The dead body of the child was then taken to the Israeli border by an 11-year-old uncle, while the father of the baby lied to the media about the causes of his child's death to score some points in the cognitive war against Israel.
CNN didn’t correct its reporting about the death of the baby, nor did the organization withdraw the false accusation that IDF soldiers were responsible for its death.
Then there is the case of Razzan al-Najjar a 20-year-old paramedic who Palestinian sources are claiming was shot dead by Israeli snipers during last week’s violent protests.
Virtually all media outlets republished claims by Hamas and the Palestinian health ministry in Gaza that al-Najjar died as a result of Israeli sniper fire while trying to care for wounded people along the border fence.
Israeli blogger Aussi Dave, however, delved into the information Palestinian sources have been disseminating since the alleged incident.
His article on the Israellycool blog opens with the conclusion that the Palestinian “version of events is not consistent and raises serious doubts as to the veracity of their claims.”
Pro-Palestinian media and organizations have been saying Israeli snipers shot the nurse in the back or in the chest, depending on whom you ask.
TRT World even aired a video purportedly showing al-Najjar wearing a bulletproof press vest after being shot. Other caretakers are seen removing the vest while TRT reports: “Israeli forces killed her.”
A bulletproof vest, however, prevents the penetration of bullets, and the TRT video clearly shows that the nurse's clothes, which Electronic Intifada claimed clearly identified her as a medic, were not blood-soaked as one might have expected when one is hit in the chest by a bullet.

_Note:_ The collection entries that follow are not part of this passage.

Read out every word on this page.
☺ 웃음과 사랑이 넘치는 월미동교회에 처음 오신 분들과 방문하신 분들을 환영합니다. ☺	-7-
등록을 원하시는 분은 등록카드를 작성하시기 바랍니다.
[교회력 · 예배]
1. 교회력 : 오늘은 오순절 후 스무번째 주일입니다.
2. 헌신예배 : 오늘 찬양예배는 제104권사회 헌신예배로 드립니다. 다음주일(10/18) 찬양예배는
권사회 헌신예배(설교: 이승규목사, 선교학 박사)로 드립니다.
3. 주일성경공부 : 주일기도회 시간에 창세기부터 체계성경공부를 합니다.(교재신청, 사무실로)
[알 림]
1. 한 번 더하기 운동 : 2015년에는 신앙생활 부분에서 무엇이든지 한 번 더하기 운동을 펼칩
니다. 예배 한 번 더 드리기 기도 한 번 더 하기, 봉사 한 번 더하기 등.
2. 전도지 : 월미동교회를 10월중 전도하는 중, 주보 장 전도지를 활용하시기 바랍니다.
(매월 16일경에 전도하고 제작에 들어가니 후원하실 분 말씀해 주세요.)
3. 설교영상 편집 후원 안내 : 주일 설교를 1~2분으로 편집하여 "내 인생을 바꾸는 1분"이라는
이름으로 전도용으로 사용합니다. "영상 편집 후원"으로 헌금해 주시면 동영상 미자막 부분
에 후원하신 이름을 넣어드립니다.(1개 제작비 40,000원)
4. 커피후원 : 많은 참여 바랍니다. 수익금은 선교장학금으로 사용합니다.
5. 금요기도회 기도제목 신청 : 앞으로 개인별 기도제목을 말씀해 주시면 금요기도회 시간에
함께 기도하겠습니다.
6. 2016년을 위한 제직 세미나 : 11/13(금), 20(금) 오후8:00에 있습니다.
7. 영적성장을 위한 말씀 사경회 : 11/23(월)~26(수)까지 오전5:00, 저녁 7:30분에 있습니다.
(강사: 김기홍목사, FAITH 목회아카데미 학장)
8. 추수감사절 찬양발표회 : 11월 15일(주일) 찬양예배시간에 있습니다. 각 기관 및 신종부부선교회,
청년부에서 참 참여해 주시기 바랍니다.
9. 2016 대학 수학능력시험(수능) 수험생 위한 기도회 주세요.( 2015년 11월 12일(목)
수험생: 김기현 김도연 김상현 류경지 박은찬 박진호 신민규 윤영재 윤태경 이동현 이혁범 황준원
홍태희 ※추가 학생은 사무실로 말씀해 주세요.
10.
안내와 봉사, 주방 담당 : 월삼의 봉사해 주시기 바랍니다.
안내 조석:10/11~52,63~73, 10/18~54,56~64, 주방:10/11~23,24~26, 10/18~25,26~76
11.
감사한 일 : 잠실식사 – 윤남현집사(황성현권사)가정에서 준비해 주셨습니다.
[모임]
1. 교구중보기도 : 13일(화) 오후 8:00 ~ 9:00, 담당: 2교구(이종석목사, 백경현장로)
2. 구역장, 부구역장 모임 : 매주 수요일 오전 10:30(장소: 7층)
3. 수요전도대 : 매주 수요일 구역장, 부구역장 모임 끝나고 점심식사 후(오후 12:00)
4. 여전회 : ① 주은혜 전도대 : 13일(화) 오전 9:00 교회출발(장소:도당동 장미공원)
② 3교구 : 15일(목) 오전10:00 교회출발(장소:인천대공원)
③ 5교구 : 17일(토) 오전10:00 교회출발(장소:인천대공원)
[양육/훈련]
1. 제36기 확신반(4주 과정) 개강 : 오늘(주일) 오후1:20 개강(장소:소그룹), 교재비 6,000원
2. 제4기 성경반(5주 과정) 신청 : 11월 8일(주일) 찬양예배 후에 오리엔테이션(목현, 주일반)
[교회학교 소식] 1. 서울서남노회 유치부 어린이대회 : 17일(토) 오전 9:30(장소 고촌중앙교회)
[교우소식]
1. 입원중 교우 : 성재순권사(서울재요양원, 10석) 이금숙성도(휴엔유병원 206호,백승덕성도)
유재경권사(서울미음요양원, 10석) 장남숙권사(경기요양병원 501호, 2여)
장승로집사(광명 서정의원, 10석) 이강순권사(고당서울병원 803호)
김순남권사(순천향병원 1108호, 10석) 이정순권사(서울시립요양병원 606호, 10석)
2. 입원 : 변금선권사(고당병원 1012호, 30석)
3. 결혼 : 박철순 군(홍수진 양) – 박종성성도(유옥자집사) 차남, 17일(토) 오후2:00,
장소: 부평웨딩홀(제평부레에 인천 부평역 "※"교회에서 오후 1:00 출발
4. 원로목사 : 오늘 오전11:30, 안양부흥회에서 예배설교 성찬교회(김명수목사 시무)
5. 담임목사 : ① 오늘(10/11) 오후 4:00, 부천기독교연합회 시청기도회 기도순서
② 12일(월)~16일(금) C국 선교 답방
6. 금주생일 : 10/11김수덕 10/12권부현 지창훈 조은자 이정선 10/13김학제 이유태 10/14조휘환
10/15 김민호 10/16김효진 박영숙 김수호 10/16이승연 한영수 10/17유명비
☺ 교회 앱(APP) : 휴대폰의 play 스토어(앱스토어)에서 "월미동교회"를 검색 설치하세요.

Palestinian sources later published pictures showing blood-soaked clothes purportedly belonging to al-Najjar, but as the TRT video clarified, the Palestinian nurse was not wearing these clothes.
Another photograph released by Palestinian sources shows Razan Najjar raising her hands and wearing a red headscarf (Hijab) while approaching the border fence.
Yet, a picture which purportedly was taken after she was shot shows two things contradicting other images.
First, she wore a black and purple headscarf, but in another shot she suddenly appears wearing a snow-white paramedic's jacket free of blood.
On Tuesday, the IDF published the results of its preliminary investigation into the incident and officially announced its forces had not shot at Razan al-Najjar.